Während der DDR-Zeit stärkte die BK den Kirchgemeinden und Christen den Rücken, wenn es um Auseinandersetzung mit dem Staat ging. Brisante kirchliche und gesellschaftliche Themen wurden durch Vorträge, Stellungnahmen und auf Rüsttagen diskutiert und unter die Leute gebracht. Heikle Themen waren die Wiederbewaffnung, Jugendweihe und Konfirmation, kirchliche Ausbildung, Verantwortung der Christen in der Gesellschaft, das Monopol staatlicher Schulen, Religionsunterricht und Christenlehre. BK-Mitglieder erarbeiteten auch Rahmenpläne für Religionsunterricht. Auch wenn die BK meist mit der sächsischen Kirchenleitung an einem Strang zog, gab es hin und wieder doch Reibungspunkte.
In den 80er Jahren wurden die Themen hochpolitisch. Es ging zuerst um Frieden, Gerechtigkeit und Bewahrung der Schöpfung, zunehmend aber auch um Freiheit und Bürgerrechte.
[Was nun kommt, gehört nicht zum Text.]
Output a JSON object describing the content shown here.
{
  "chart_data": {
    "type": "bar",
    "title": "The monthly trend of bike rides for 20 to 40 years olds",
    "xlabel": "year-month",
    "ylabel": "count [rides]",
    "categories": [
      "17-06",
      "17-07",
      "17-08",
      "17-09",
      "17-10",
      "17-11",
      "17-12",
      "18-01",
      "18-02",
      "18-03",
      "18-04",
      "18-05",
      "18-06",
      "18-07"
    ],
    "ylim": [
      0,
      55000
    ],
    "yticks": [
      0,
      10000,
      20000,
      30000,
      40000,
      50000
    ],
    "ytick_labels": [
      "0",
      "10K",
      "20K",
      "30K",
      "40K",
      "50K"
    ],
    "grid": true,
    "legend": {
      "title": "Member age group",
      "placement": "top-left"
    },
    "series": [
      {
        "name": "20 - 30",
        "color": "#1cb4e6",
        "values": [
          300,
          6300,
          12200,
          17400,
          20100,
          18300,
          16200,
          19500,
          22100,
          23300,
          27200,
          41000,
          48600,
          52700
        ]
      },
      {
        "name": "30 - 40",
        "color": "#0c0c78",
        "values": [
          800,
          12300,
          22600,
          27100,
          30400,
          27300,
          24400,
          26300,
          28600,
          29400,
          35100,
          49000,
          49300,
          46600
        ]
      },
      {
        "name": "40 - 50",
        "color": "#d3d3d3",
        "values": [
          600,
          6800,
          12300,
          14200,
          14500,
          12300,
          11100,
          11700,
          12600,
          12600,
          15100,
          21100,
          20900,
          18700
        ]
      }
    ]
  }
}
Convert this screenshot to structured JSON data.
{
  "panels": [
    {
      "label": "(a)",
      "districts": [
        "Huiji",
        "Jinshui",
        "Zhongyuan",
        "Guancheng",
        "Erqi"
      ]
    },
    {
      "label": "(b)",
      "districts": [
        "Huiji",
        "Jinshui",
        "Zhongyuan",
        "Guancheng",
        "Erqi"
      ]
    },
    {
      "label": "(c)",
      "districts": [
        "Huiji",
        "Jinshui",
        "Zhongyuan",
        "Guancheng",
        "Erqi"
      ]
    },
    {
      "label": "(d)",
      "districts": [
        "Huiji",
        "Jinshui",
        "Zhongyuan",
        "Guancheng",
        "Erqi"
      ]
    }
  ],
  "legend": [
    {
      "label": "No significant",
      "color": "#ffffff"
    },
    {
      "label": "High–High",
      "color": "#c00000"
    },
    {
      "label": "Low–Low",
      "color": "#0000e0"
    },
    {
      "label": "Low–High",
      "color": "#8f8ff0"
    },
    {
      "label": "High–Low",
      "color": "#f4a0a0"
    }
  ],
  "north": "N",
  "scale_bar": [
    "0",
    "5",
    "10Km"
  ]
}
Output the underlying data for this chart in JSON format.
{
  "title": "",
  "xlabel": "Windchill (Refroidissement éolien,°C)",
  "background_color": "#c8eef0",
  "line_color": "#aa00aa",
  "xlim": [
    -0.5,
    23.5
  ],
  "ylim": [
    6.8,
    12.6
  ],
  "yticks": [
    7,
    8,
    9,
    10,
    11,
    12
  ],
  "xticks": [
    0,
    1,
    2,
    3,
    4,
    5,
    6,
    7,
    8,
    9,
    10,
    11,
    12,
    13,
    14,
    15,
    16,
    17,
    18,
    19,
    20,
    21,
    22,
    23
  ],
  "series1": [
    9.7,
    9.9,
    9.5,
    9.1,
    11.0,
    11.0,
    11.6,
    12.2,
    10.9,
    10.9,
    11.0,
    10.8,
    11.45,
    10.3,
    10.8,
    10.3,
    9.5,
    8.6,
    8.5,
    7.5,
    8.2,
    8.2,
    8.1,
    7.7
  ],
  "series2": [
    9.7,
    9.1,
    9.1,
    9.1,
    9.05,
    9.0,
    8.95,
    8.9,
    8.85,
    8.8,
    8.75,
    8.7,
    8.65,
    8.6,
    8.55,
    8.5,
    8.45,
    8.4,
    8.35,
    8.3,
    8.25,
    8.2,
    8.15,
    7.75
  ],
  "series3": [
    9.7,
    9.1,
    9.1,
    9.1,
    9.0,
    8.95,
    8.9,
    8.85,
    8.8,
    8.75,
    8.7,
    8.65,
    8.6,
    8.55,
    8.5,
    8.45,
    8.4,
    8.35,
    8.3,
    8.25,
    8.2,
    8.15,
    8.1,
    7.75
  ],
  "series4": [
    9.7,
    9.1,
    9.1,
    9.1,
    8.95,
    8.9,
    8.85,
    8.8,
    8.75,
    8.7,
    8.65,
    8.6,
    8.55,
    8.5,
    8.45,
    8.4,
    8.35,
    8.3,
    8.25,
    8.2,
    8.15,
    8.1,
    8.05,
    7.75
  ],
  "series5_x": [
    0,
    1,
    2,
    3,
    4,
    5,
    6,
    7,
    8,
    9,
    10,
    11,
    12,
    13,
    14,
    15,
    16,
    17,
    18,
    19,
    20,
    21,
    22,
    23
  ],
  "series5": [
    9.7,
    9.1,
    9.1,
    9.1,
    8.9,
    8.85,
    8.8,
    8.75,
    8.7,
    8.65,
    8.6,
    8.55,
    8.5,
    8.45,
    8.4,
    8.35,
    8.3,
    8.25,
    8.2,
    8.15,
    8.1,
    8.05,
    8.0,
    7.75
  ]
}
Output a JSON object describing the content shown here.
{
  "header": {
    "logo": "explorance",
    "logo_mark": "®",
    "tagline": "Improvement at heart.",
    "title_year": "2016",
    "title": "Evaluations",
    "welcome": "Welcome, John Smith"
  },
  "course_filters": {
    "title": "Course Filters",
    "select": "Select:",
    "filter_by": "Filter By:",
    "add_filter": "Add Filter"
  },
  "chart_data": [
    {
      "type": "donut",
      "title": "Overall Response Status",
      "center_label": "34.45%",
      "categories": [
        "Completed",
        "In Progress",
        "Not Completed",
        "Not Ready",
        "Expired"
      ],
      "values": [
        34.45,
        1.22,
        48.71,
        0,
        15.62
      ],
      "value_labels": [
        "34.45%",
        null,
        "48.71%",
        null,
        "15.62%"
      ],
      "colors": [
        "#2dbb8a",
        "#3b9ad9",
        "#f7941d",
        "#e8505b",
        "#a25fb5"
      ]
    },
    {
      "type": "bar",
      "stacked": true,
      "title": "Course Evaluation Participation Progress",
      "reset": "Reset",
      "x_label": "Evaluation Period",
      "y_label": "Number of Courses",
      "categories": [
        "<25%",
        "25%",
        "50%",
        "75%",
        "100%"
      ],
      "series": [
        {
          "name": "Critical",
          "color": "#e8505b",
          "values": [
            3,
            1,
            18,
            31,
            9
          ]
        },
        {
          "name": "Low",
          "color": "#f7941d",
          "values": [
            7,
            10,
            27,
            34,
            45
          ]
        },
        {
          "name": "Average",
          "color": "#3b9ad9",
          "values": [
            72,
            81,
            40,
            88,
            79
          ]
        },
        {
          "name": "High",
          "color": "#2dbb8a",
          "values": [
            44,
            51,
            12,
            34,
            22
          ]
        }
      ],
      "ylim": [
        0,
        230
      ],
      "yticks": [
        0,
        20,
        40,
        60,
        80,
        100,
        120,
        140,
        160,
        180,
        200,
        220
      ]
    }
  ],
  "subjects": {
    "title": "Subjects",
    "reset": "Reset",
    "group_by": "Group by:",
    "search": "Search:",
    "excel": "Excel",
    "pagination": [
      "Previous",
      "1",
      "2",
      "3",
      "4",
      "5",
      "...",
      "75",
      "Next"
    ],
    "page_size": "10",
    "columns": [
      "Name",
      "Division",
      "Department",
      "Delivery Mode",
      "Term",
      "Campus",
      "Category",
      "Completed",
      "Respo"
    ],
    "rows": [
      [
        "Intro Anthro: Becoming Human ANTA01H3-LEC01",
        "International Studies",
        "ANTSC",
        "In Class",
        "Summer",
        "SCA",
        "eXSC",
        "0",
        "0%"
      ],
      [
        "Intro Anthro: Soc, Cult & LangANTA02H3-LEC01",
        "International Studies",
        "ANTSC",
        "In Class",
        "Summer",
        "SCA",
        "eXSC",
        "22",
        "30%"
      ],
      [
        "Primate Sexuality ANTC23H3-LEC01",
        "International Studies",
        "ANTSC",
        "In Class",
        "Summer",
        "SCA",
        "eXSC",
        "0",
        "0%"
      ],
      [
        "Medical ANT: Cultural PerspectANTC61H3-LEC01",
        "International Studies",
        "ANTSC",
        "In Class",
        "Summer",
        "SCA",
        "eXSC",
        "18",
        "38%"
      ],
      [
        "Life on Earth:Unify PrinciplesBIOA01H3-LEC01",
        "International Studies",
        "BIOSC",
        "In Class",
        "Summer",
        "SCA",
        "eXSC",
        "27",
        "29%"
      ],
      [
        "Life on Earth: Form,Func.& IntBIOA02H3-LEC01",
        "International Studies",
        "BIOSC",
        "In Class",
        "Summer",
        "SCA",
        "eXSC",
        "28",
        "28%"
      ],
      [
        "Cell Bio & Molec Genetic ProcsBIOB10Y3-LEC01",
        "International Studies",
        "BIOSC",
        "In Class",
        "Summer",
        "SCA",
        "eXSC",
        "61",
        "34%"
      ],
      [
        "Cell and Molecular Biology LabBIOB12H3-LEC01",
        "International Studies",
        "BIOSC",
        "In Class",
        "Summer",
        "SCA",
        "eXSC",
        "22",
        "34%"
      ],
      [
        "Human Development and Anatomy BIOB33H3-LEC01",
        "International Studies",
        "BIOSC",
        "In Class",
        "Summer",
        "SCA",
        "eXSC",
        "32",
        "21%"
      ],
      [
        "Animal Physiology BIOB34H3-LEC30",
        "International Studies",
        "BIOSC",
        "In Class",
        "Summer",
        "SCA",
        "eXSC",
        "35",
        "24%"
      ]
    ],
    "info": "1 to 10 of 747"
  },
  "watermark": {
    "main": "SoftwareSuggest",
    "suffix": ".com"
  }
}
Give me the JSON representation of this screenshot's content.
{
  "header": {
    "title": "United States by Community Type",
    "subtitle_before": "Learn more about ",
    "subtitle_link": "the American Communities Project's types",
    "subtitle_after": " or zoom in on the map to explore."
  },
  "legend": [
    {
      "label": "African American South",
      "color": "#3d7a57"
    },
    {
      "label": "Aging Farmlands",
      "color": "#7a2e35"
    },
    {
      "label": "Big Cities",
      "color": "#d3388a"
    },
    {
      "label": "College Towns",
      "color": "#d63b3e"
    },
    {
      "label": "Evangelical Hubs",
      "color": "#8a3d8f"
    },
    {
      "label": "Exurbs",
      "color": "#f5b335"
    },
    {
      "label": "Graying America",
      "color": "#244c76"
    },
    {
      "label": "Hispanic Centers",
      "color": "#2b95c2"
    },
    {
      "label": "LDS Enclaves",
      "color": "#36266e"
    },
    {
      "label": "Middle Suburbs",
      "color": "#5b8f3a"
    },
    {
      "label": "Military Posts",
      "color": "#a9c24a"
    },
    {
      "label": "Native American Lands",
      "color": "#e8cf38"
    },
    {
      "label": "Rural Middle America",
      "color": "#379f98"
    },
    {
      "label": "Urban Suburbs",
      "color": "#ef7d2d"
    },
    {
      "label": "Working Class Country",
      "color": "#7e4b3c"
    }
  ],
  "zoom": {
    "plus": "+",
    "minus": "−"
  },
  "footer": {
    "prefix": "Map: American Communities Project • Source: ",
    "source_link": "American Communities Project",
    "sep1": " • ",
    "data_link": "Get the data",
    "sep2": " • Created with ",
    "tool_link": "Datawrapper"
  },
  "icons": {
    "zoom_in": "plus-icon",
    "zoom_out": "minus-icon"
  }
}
Die Sensibilisierung für diese Themen trieben die Menschen geradezu in die Kirchen. Von dort aus und durch Gottes gnädiges Eingreifen durften wir die Friedliche Revolution 1989 erleben.
Danach änderte sich die Aufgabe der Kirche zunehmend. Sie war nicht mehr der zentrale Sammelplatz gesellschaftskritischer Menschen. Heute beschäftigen uns Themen wie Lebensschutz, Bewahrung der Schöpfung und der guten Ordnungen Gottes (Ehe und Familie), Naturwissenschaft und Glaube, aber auch die wachsende Gewalt und Verrohung unserer Gesellschaft. Besonders in der allgemeinen Religiosität und dem wachsenden Esoterikmarkt gilt der Auftrag des Evangeliums unverändert. Damit wir auch vom Namen her nicht eine Kirche in der Kirche sind, wurde 1996 der Verein Evangelisch-Lutherische Bekenntnisgemeinschaft Sachsens e. V. gegründet. Damit haben wir den ursprünglichen Namen der BK von 1933/34 wieder aufgenommen. Wir sehen es weiter als unsere Aufgabe an, für die Reinheit der Lehre einzutreten, wachsam zu sein gegenüber Irrlehren und der Gesellschaft, besonders ausgelöst durch Zeitströmungen.